Dünn und falsch also sind die Erinnerungen womöglich, wer weiß? Doch sie wirken real, sind präsent und führen ein Eigenleben …
Dreißig Autorinnen und Autoren aus Deutschland, Österreich und der Schweiz versuchen sich zu erinnern. Deshalb werden weite historische und auch geographische Räume umspannt. Nicht weiter verwunderlich auch, dass in den deutschen Texten Vertreibung, Pogrom und das Schweigen darüber präsent sind. Doch ein wahrliches In-Erinnerung-rufen war für mich die Reminiszenz von Waseem Hussain an seine Großmutter. Denn wer erinnert sich noch an die Machtergreifung von Zia-ul-Haq, dem Nachfolger von Zulfikar Ali Bhutto, der den US-Amerikanern nicht gepasst hat? „Die Strategen in Washington machten den radikalreligiösen Generalstabschef Zia zum neuen Staatschef Pakistans und gaben ihm zig Millionen Dollar, getarnt als Wirtschaftshilfe, um die gottlosen Sowjets, wie sie sie nannten, aus der Gegend zu vertreiben. […] Wer in Pakistan regiert und wer scheitert, wird bis heute nicht allein in Pakistan bestimmt, sondern von Regierungen und Geheimdiensten in Washington, Riad und Peking.“ Und Zias geistige Erben, die Taliban und Al-Kaida, terrorisieren heute die ganze Region. Die Folgen sind bis in die Schweiz zu spüren und werden den Geflüchteten angelastet.
Wird in manchen Texten in dieser „Großelternanthologie“ belastendes Schweigen durch das Nachfragen der Enkelin gebrochen, so bei Sabine Bierich, war anderswo doch gar nie ein Schweigen, denn: „Es ist kein Geheimnis. Alle wussten das“, heißt es bei Daniela Engist.
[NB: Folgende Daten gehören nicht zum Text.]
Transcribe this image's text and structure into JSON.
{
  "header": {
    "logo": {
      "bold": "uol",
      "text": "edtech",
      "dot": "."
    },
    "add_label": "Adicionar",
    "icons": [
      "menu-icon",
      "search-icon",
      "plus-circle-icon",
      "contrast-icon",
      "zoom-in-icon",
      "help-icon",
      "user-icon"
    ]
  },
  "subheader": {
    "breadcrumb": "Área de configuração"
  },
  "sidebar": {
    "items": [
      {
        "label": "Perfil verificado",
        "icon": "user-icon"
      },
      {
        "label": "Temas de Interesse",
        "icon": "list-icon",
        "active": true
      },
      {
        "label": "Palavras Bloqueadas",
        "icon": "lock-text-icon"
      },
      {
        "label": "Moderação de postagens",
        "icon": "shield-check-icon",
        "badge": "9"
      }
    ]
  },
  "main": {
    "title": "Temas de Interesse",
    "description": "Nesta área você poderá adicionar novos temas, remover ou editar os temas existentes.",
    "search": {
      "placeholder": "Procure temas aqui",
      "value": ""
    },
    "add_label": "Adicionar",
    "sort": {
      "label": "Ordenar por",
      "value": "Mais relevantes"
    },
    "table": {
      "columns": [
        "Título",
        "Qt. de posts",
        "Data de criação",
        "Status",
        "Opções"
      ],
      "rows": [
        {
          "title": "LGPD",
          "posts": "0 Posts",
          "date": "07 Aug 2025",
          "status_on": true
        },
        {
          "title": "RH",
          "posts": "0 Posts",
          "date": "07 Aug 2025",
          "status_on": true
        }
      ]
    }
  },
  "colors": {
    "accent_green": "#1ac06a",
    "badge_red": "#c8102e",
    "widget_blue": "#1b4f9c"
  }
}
Und dass es nicht Hitler war, denen die jüdischen Verwandten in Dnjepropetrowsk zum Opfer fielen, sondern Stalins Schergen, bringt die Welt der jüdischen Gemeinde in Zürich zum Wanken, schreibt André Seidenberg.
Es ist eine besondere Qualität der Erzählungen, wie sich Weltgeschichte in die Einzelschicksale eingeflochten hat, von der dreißig Autor:innen auf ganz eigene Art erzählen, wie dreißig erste Sätze zeigen.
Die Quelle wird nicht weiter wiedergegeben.